As for companies having rules against having something on BGG. Its very true as I just last month was told flat out by a publisher that they prefer a game not to have been posted to BGG.
But the rule is against a game being out first free or web hosted in a print-n-play format or small press. And that rules been held by many companies since at least the 90s when I first encountered it myself.


I just want to make sure this is clear and the message does not get messed up. From my understanding game companies don’t want to see a game page put up on the BGG. This is because it takes away their ability to retheme, rename, make big changes and promote the game. Companies do not have a problem with open discussions about a game and its design issues on the geek. It also does not mean you cannot do a print and play (P&P) to specific individuals through BGG as long as it is not a public distribution. P&P should be done in limited format to flush out the final design. There should be nothing against designers making a P&P.
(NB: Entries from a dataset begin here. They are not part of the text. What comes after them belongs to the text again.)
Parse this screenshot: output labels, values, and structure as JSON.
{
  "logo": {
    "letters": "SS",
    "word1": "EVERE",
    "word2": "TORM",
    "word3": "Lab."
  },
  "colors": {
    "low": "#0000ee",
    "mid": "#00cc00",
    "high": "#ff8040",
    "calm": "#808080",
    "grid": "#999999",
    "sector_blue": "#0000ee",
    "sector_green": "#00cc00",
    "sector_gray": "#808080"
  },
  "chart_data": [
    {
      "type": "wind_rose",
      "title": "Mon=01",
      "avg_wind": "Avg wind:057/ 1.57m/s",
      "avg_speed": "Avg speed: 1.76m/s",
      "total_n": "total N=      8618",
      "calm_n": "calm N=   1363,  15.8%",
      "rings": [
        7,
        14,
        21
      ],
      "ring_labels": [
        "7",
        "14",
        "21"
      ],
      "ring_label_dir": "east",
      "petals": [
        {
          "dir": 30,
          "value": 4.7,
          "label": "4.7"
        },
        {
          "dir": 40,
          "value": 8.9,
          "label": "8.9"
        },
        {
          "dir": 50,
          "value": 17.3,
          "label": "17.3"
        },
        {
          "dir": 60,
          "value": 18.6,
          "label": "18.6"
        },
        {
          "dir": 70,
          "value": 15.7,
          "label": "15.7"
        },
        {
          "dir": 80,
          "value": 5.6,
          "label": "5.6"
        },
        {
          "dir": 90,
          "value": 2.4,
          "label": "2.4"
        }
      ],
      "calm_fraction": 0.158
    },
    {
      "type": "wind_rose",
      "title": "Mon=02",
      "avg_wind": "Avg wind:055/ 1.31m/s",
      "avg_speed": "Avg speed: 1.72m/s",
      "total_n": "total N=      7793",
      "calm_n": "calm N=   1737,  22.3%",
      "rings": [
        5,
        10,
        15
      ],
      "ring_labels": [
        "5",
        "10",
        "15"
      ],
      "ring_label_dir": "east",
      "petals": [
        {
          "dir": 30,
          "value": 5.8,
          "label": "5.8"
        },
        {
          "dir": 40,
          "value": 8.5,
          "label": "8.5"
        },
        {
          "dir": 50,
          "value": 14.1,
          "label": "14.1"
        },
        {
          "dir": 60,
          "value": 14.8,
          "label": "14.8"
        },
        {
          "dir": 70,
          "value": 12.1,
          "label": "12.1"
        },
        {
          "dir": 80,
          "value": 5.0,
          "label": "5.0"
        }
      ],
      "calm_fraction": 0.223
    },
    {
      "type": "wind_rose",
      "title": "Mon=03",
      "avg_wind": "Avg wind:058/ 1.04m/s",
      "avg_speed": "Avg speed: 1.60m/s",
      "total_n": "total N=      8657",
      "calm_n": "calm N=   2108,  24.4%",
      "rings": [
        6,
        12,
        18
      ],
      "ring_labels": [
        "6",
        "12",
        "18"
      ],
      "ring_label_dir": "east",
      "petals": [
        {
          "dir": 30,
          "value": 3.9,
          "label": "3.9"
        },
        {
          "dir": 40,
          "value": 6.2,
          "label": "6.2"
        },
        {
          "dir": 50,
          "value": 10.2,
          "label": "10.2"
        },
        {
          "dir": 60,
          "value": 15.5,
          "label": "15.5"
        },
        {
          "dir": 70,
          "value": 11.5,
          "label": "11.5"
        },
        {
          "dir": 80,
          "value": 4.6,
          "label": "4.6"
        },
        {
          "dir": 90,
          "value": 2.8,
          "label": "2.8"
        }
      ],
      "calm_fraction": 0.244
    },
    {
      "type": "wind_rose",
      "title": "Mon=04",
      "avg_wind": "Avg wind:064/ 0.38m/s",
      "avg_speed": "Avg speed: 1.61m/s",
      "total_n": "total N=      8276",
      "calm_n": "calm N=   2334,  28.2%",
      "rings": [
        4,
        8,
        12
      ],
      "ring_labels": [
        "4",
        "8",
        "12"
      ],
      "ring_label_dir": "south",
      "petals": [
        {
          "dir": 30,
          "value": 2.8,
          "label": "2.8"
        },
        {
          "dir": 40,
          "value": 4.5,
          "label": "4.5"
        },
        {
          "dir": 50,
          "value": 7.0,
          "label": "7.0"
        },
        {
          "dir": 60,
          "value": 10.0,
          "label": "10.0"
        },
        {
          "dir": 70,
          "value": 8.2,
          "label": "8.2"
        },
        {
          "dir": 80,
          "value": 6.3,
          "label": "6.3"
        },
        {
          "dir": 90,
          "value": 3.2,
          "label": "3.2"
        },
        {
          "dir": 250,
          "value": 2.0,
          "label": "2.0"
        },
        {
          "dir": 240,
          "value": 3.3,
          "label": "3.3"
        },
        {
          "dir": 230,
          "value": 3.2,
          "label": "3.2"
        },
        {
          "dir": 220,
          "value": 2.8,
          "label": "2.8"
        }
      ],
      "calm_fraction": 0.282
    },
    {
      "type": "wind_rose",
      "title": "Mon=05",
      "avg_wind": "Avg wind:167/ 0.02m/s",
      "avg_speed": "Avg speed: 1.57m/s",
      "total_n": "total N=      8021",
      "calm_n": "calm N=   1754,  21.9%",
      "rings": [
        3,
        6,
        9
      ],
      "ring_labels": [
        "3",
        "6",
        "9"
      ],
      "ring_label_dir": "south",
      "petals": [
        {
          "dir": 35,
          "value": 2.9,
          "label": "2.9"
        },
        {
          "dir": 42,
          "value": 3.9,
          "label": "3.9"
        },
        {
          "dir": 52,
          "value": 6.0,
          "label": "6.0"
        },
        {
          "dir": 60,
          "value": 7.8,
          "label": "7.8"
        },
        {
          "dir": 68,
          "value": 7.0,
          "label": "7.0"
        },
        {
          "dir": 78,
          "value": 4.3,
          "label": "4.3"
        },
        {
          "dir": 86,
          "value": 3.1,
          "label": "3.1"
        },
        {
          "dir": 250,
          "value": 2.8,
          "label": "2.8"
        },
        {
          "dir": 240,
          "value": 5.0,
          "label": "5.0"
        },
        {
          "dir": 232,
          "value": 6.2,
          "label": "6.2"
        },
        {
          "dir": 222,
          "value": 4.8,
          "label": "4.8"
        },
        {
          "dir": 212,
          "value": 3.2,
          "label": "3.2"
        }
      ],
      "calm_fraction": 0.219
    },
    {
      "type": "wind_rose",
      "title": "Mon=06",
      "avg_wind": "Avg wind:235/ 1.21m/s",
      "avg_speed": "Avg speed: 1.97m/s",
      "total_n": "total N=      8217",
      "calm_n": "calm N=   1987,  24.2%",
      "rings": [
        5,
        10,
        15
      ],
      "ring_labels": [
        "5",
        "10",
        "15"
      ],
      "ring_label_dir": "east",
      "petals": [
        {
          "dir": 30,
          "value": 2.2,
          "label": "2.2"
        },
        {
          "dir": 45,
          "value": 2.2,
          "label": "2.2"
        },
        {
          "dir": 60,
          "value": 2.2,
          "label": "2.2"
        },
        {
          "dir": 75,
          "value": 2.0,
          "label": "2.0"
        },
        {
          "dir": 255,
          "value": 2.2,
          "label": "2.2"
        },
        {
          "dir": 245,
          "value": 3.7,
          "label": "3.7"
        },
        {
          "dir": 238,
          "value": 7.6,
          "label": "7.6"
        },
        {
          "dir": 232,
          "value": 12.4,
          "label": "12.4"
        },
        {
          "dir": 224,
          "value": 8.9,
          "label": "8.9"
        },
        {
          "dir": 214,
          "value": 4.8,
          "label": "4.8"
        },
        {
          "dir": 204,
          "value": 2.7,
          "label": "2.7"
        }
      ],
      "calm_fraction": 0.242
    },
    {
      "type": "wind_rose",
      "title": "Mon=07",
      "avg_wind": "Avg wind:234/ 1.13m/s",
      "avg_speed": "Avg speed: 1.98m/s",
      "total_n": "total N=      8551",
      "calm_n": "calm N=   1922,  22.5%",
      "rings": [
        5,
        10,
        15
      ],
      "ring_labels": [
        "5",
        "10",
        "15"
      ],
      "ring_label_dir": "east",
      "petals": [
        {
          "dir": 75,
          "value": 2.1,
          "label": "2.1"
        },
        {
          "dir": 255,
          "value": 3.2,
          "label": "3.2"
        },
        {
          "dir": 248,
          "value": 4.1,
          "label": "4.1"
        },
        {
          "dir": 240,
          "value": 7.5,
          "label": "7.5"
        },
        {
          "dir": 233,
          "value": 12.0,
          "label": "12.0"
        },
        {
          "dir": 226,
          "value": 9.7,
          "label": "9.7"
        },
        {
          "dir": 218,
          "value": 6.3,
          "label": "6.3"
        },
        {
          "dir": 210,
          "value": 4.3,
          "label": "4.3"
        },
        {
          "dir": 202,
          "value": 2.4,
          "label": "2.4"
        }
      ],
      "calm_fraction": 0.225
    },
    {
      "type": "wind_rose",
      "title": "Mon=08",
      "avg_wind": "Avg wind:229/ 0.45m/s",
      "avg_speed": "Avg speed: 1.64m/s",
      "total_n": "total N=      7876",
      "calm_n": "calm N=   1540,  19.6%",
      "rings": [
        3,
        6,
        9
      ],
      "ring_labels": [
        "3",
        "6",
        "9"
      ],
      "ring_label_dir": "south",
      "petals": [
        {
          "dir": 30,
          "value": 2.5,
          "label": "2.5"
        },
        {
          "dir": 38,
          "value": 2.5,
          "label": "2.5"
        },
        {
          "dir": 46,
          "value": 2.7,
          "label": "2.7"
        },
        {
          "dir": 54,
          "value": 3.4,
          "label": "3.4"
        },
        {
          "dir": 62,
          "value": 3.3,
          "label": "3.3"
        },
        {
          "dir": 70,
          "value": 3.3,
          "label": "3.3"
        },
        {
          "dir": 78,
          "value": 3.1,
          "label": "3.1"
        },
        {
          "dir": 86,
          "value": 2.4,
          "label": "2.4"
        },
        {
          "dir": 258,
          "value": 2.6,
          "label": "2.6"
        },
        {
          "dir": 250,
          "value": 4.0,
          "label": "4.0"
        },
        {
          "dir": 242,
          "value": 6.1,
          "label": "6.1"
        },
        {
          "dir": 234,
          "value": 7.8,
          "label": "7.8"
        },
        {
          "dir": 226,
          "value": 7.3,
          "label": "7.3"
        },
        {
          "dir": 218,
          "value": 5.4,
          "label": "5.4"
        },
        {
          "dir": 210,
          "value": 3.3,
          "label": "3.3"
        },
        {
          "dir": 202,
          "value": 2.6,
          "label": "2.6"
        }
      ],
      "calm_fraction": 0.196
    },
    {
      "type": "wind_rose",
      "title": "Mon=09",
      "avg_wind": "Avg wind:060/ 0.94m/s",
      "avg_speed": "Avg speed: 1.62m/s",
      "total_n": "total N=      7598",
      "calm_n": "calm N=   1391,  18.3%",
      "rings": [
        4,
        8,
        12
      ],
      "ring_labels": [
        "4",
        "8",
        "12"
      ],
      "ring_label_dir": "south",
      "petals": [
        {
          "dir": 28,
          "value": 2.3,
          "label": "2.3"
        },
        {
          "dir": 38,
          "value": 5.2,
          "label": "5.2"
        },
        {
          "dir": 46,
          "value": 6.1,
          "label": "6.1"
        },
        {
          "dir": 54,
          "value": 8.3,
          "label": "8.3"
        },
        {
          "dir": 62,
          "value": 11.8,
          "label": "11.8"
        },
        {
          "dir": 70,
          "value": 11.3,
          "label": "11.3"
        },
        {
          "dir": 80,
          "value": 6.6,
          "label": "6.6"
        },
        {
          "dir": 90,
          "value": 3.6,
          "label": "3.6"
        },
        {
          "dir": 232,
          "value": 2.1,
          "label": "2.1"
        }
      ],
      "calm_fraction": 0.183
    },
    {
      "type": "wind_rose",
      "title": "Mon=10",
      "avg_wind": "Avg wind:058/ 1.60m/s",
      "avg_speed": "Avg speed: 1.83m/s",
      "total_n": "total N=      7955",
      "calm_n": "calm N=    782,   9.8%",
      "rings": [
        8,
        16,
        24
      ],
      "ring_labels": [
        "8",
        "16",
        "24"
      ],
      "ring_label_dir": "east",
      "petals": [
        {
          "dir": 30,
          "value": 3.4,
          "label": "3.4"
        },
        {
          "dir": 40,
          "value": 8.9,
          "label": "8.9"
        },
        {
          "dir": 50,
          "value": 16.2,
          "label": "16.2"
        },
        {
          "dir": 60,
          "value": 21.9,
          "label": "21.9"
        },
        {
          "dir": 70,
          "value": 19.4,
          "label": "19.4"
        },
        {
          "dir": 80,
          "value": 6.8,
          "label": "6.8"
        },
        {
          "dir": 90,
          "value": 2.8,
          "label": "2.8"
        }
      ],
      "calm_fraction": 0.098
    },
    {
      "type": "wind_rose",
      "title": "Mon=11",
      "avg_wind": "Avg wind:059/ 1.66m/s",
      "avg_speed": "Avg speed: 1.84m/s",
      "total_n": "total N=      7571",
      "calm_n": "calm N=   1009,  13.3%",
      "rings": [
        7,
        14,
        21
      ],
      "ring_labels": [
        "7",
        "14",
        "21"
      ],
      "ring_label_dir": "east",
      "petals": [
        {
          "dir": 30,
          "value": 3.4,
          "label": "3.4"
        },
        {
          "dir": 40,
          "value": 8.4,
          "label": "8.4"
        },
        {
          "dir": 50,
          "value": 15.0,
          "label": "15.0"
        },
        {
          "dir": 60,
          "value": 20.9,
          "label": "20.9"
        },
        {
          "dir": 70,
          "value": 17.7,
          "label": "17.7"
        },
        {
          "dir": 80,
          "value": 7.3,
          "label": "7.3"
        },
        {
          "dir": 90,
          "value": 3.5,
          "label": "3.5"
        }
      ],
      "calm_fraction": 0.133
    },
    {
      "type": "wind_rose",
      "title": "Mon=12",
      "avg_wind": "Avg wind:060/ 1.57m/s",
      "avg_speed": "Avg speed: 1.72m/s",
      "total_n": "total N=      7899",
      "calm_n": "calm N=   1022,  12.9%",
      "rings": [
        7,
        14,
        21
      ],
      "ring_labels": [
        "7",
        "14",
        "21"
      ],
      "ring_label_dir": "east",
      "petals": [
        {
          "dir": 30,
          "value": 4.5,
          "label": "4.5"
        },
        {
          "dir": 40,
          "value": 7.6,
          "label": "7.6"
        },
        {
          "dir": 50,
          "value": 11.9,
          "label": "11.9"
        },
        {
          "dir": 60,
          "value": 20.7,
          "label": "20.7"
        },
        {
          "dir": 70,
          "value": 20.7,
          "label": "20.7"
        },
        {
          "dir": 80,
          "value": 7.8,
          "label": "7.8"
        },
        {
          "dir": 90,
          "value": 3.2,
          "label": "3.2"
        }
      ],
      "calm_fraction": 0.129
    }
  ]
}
No. I was told flat out by 2 small and 2 large companies that having a game up as Print-n-Play got it an automatic rejection. WOTC used to have that stated in their submissions guidelines. Not sure if they still do. Same goes for having it on a web site, etc.

As said. Most dont care if you discuss the game development. But the minute you have the game up anywhere for free, doors *will* close where they were open before.

Keep in mind, as with all else in the gaming biz. This varies wildly from company to company. Some are more strict, some less so. And some mine the forums for new games. But going PnP definitly will lock you out of some companies.

PnP playtesting in private though is usually ok. Long as its not posted on the net.